When negotiating, give good news in small chunks. Give bad news all at once.
The Birth of Win-Win Negotiations
By Thomas Wood
My colleague blogged about Guanxi last month, the age-old concept that we teach in our Best Negotiating Practices workshops. Her post on Guanxi (Get in Touch with Your Guanxi) reminds me of the man who turned Guanxi into a mathematical formula.
In the 1950s, John Nash took the idea of Guanxi -- that caring about the relationship is as important as the outcome -- and applied it mathematically. Years later Nash won a Nobel Prize for his work. Nash suffered from acute chronic schizophrenia most of his career, and as a young prodigy was obsessed with coming up with an original idea. But did he?
Up until this point, most negotiations in the West were focused on the deal – the outcome – the conditions. What did John Nash introduce as an “original” idea? Relationships matter.
Are relationships new to win-win? No! Ancient cultures have valued relationships for thousands of years. John Nash borrowed the concept of Guanxi to support his theory. What is new is that John Nash and his colleagues proved that a win-win result is predictable and repeatable.

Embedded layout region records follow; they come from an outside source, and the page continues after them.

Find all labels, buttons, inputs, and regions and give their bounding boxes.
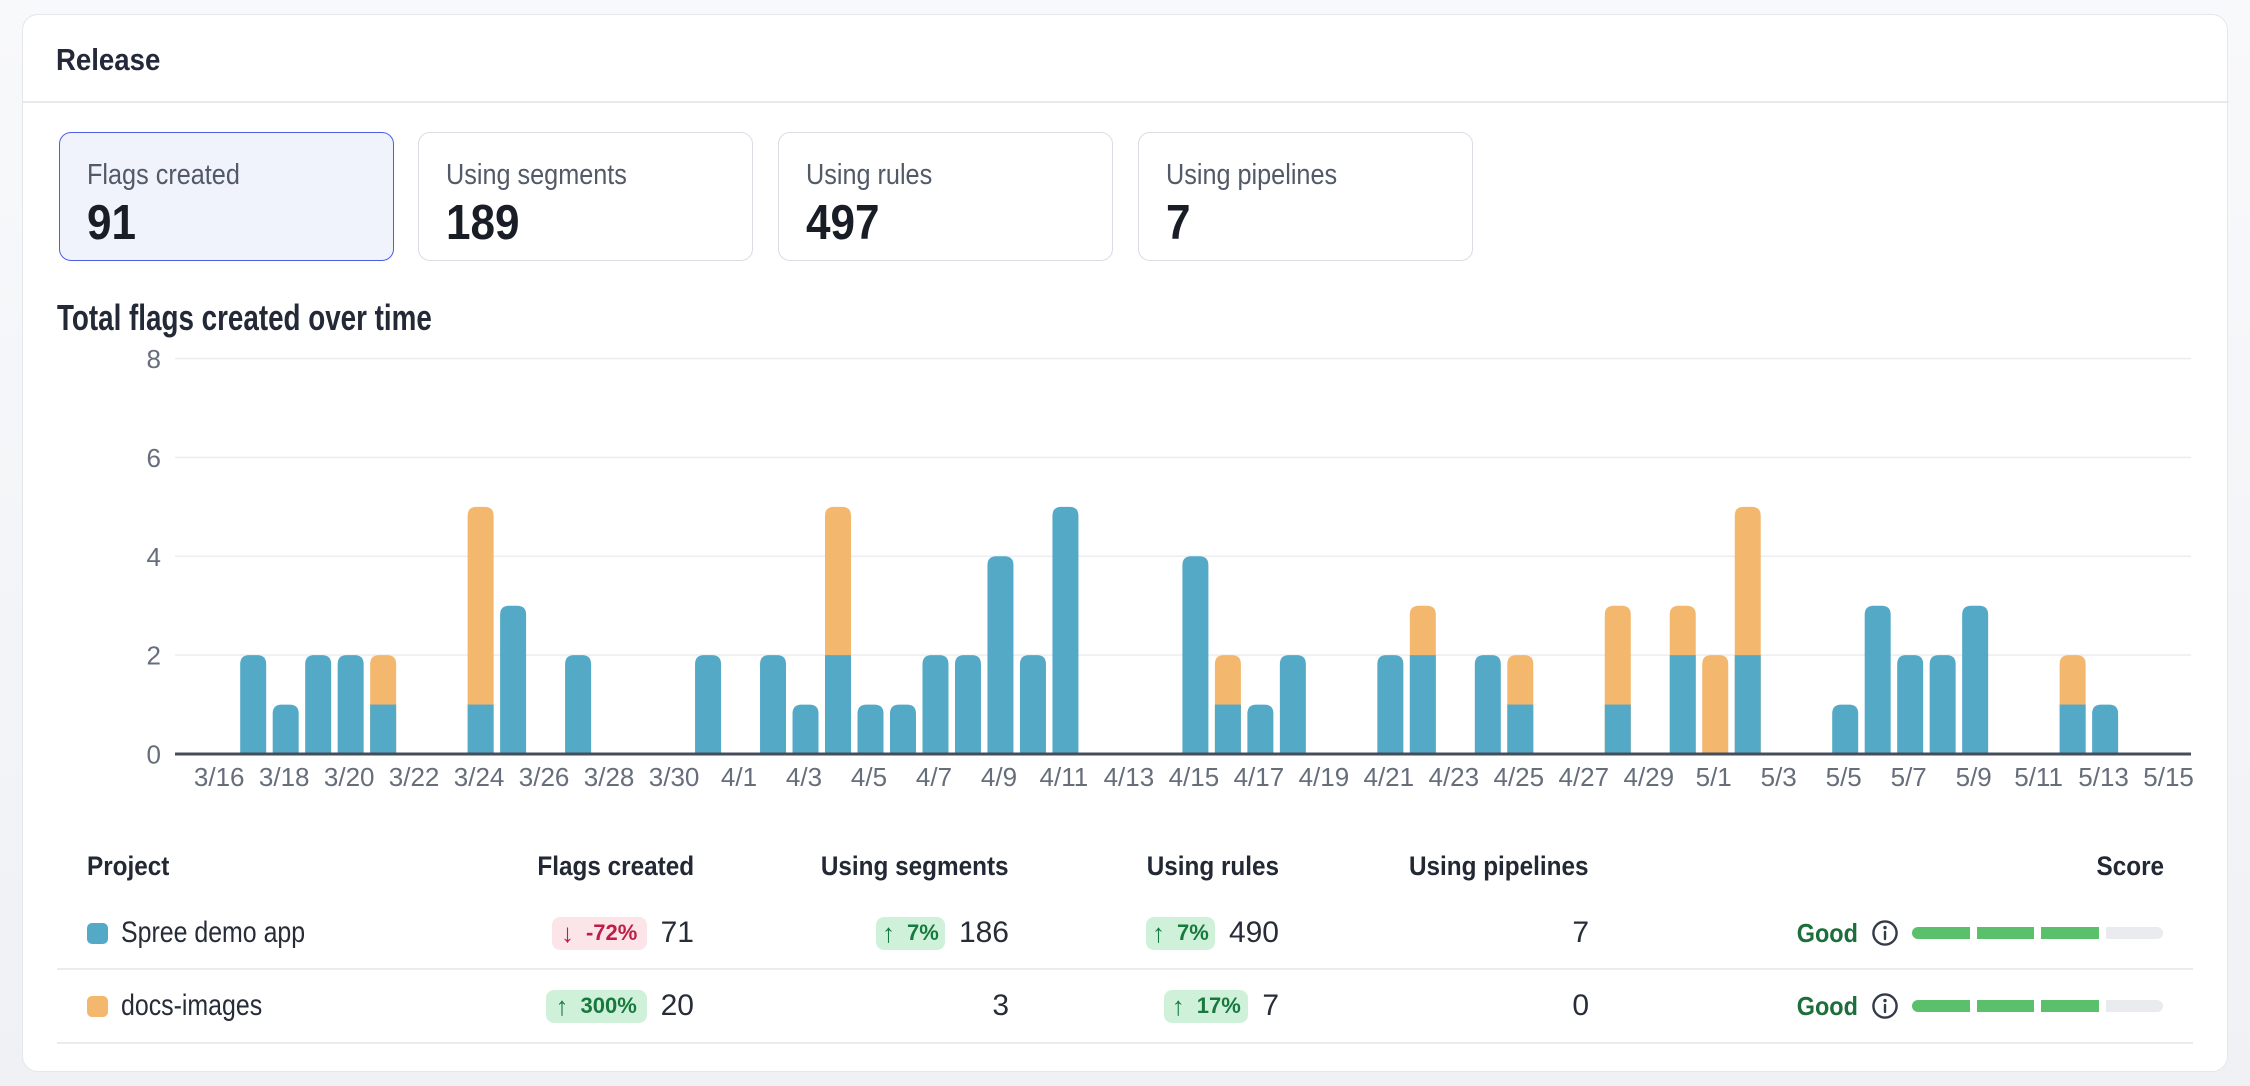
svg-text:3/22: 3/22	[389, 762, 440, 792]
svg-text:4/25: 4/25	[1493, 762, 1544, 792]
svg-text:4/19: 4/19	[1299, 762, 1350, 792]
svg-text:4: 4	[147, 542, 161, 572]
svg-text:5/15: 5/15	[2143, 762, 2194, 792]
svg-text:5/13: 5/13	[2078, 762, 2129, 792]
svg-text:3/16: 3/16	[194, 762, 245, 792]
svg-text:4/7: 4/7	[916, 762, 952, 792]
svg-text:0: 0	[147, 740, 161, 770]
svg-text:5/7: 5/7	[1891, 762, 1927, 792]
svg-text:4/27: 4/27	[1558, 762, 1609, 792]
svg-text:4/1: 4/1	[721, 762, 757, 792]
svg-text:4/3: 4/3	[786, 762, 822, 792]
svg-text:3/28: 3/28	[584, 762, 635, 792]
svg-text:4/5: 4/5	[851, 762, 887, 792]
svg-text:4/23: 4/23	[1428, 762, 1479, 792]
svg-text:4/15: 4/15	[1169, 762, 1220, 792]
svg-text:4/21: 4/21	[1363, 762, 1414, 792]
svg-text:3/30: 3/30	[649, 762, 700, 792]
svg-text:5/11: 5/11	[2014, 762, 2063, 792]
svg-text:3/18: 3/18	[259, 762, 310, 792]
svg-text:4/11: 4/11	[1040, 762, 1089, 792]
svg-text:4/13: 4/13	[1104, 762, 1155, 792]
svg-text:5/5: 5/5	[1826, 762, 1862, 792]
svg-text:6: 6	[147, 443, 161, 473]
svg-text:4/9: 4/9	[981, 762, 1017, 792]
svg-text:4/29: 4/29	[1623, 762, 1674, 792]
svg-text:2: 2	[147, 641, 161, 671]
svg-text:3/24: 3/24	[454, 762, 505, 792]
svg-text:8: 8	[147, 344, 161, 374]
svg-text:5/1: 5/1	[1696, 762, 1732, 792]
svg-text:3/20: 3/20	[324, 762, 375, 792]
svg-text:4/17: 4/17	[1234, 762, 1285, 792]
svg-text:5/9: 5/9	[1956, 762, 1992, 792]
svg-text:5/3: 5/3	[1761, 762, 1797, 792]
svg-text:3/26: 3/26	[519, 762, 570, 792]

John Nash demonstrated that the then predominant theory of economics – Adam Smith’s premise that individual ambition serves the common good and that the best result comes from everyone doing what’s best for himself – was not complete. Nash showed that the best result comes from everyone in the group doing what is best for himself AND the group. You have to factor in all the relationships and connections – you and your stakeholders, they and their stakeholders. You also have to understand what people need with regard to both ego and outcome. You can get the full effect of Nash's theory from the acclaimed 2001 movie A Beautiful Mind.
When you take these factors into account, you reach a result that benefits all – that’s win-win. And how do you get there? With collaborative interest based negotiation strategies, starting with a healthy dose of Guanxi. Some in the West call this the birth of win-win, because it set us on a new course of negotiation mastery and success, as well as paved the way for successful negotiations with cultures more astute at negotiating.